Die Vertreter aus afrikanischen Ländern bemängelten die unzureichende Nahrungs-mittelversorgung. Die Zahl der Hungernden wird von der FAO* weltweit auf 800 Mio. Menschen geschätzt. FAO Director-General José Graziano da Silva hält die derzeitige Nahrungsmittelproduktion jedoch für ausreichend, um die Weltbevölkerung zu ernähren. Er verlangte, die Verteilung und den Zugang zu Nahrungsmitteln zu verbessern. Hierzu soll das auslaufende entwicklungs-politische Konzept der „Millennium Development Goals“ durch die „Post-Development-Goals 2015“ und das Nachhaltigkeitskonzept der Bio-Ökonomie abgelöst werden. Die Ergebnisse der Forumsdiskussion und der Agrarministerkonferenz flossen in ein offizielles Abschlusskommuniqué für die G 20 und die FAO ein.
DLG: Bio-Ökonomie und IT eine Chance für die Landwirtschaft
Dem Global Forum ging die Wintertagung 2015 der Deutschen Landwirtschafts-Gesellschaft (DLG) in Berlin wieder impulsgebend voraus. Der Präsident der DLG Carl-Albrecht Bartmer sieht in der Bio-Ökonomie eine Chance besonders für Familienbetriebe und den ländlichen Raum. Hierdurch könnte das infolge Dauersubventionierung und Umweltschädigung schlechte Image der Bauern gewendet werden. Der Kritik an der Überregulierung durch die „EU-Bürokratie“ schließt er sich an. Dass viele EU-Regelungen der Landwirtschaft unterstützen bleibt unerwähnt. Er stellt heraus, dass mit IT und moderner Landtechnologie die notwendigen Effizienz- und Produktivitätssteigerungen im Agrarsektor erreicht werden könnten.
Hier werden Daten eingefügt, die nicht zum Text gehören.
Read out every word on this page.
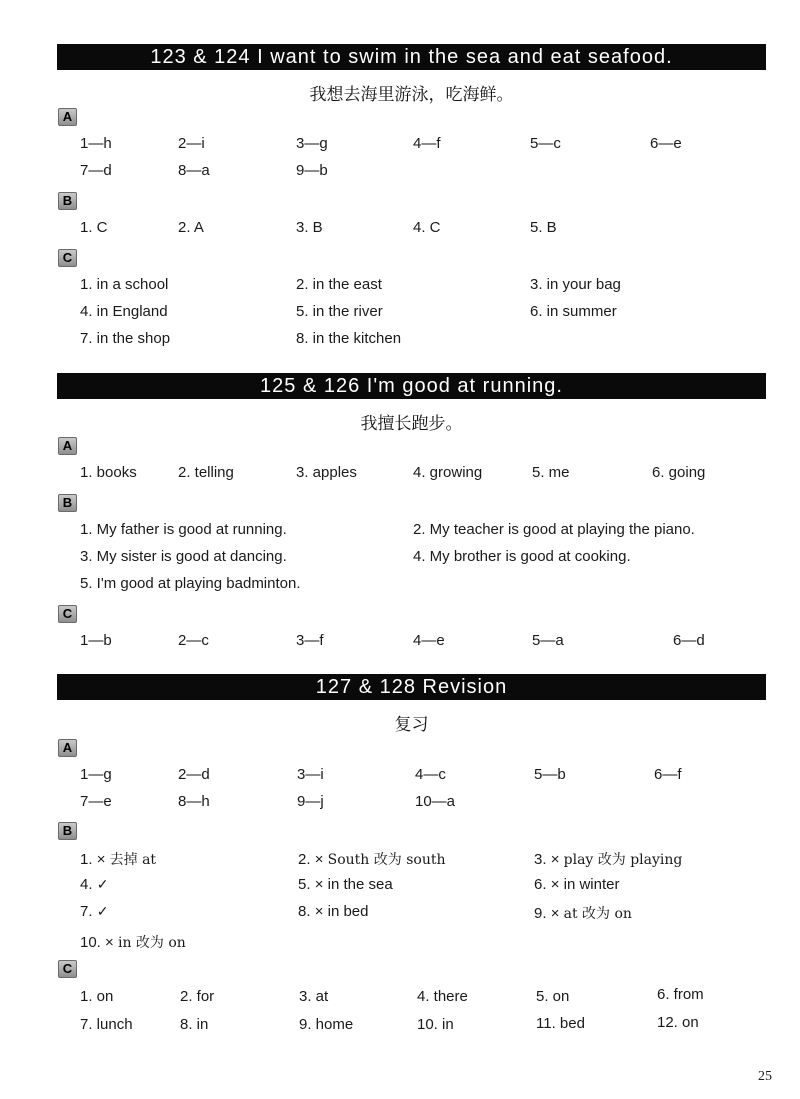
123 & 124 I want to swim in the sea and eat seafood.
我想去海里游泳，吃海鲜。
A
1—h	2—i	3—g	4—f	5—c	6—e
7—d	8—a	9—b
B
1. C	2. A	3. B	4. C	5. B
C
1. in a school	2. in the east	3. in your bag
4. in England	5. in the river	6. in summer
7. in the shop	8. in the kitchen
125 & 126 I'm good at running.
我擅长跑步。
A
1. books	2. telling	3. apples	4. growing	5. me	6. going
B
1. My father is good at running.	2. My teacher is good at playing the piano.
3. My sister is good at dancing.	4. My brother is good at cooking.
5. I'm good at playing badminton.
C
1—b	2—c	3—f	4—e	5—a	6—d
127 & 128 Revision
复习
A
1—g	2—d	3—i	4—c	5—b	6—f
7—e	8—h	9—j	10—a
B
1. × 去掉 at	2. × South 改为 south	3. × play 改为 playing
4. ✓	5. × in the sea	6. × in winter
7. ✓	8. × in bed	9. × at 改为 on
10. × in 改为 on
C
1. on	2. for	3. at	4. there	5. on	6. from
7. lunch	8. in	9. home	10. in	11. bed	12. on
25
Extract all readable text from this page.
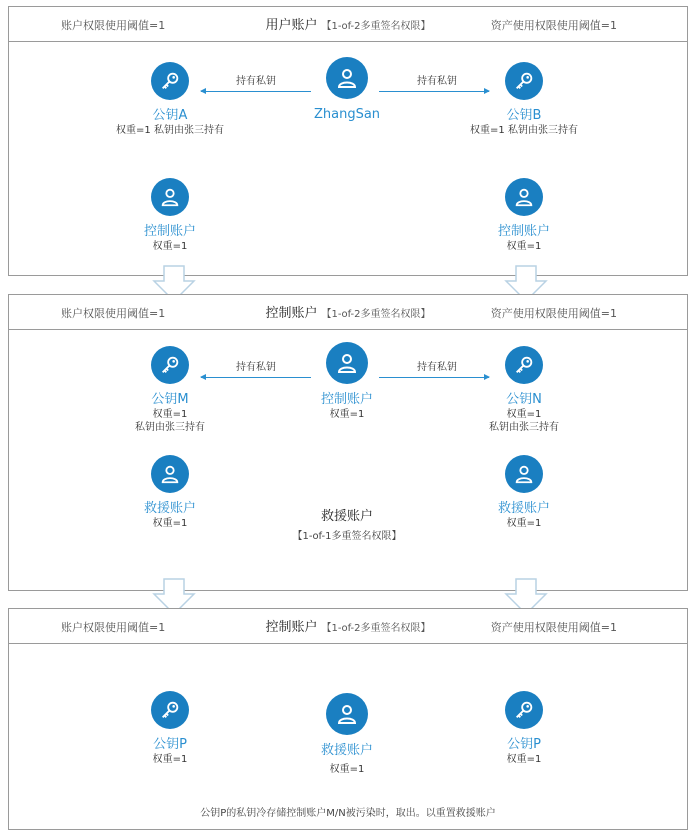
账户权限使用阈值=1	用户账户 【1-of-2多重签名权限】	资产使用权限使用阈值=1
公钥A
权重=1 私钥由张三持有
持有私钥
ZhangSan
持有私钥
公钥B
权重=1 私钥由张三持有
控制账户
权重=1
控制账户
权重=1
账户权限使用阈值=1	控制账户 【1-of-2多重签名权限】	资产使用权限使用阈值=1
公钥M
权重=1
私钥由张三持有
持有私钥
控制账户
权重=1
持有私钥
公钥N
权重=1
私钥由张三持有
救援账户
权重=1	救援账户
【1-of-1多重签名权限】
救援账户
权重=1
账户权限使用阈值=1	控制账户 【1-of-2多重签名权限】	资产使用权限使用阈值=1
公钥P
权重=1
救援账户
权重=1
公钥P
权重=1
公钥P的私钥冷存储控制账户M/N被污染时，取出。以重置救援账户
Drohen Boden-, Nahrungsmittel- und Wasserknappheit ?
Léon Broers von der KWS Saat AG zeigte sich auf der DLG-Wintertagung weitaus weniger optimistisch als der FAO-Direktor „Die Anbaufläche pro Kopf ist seit 1950 kontinuierlich geschrumpft.“ Broers fordert „eine globale jährliche Produktivitätssteigerung im Ackerbau um mindestens 1,5 %, um die wachsende Weltbevölkerung dauerhaft ausreichend zu ernähren.“
In den Foren zum „Internationalen Jahr des Bodens 2015“ diskutiert, aber nicht gelöst, wurden die adäquate Verteilung und Nutzung der Böden und die Eigentumsfrage in Verbindung mit dem Problem des „Land grabbing“ durch „Finanzanleger“, Bodenspekulation und Großbetriebe und die Probleme für landwirtschaftliche Existenzgründungen.
Ferner ging es um weltweit drohende Konflikte um Wasser, Rohstoffe und Nahrungsmittel zwischen und innerhalb der Nationalstaaten. Vor allem in Afrika werden die von den ehemaligen Kolonialmächten gezogenen Staatsgrenzen zwar von den Vereinten Nationen aber nicht von allen Volksstämmen anerkannt. Hier wäre eine Neuregelung von Grenzen geboten.
Die in Berlin versammelten Agrarpolitiker ließen die Ursachen von Wasserknappheit und Überflutungen durch nicht regulierte Abholzungen weitgehend unreflektiert. Ein Dokumetarfilm über die Wiederaufforstung in Thailand hätte Anlass zur allgemeinen Diskussion geben können.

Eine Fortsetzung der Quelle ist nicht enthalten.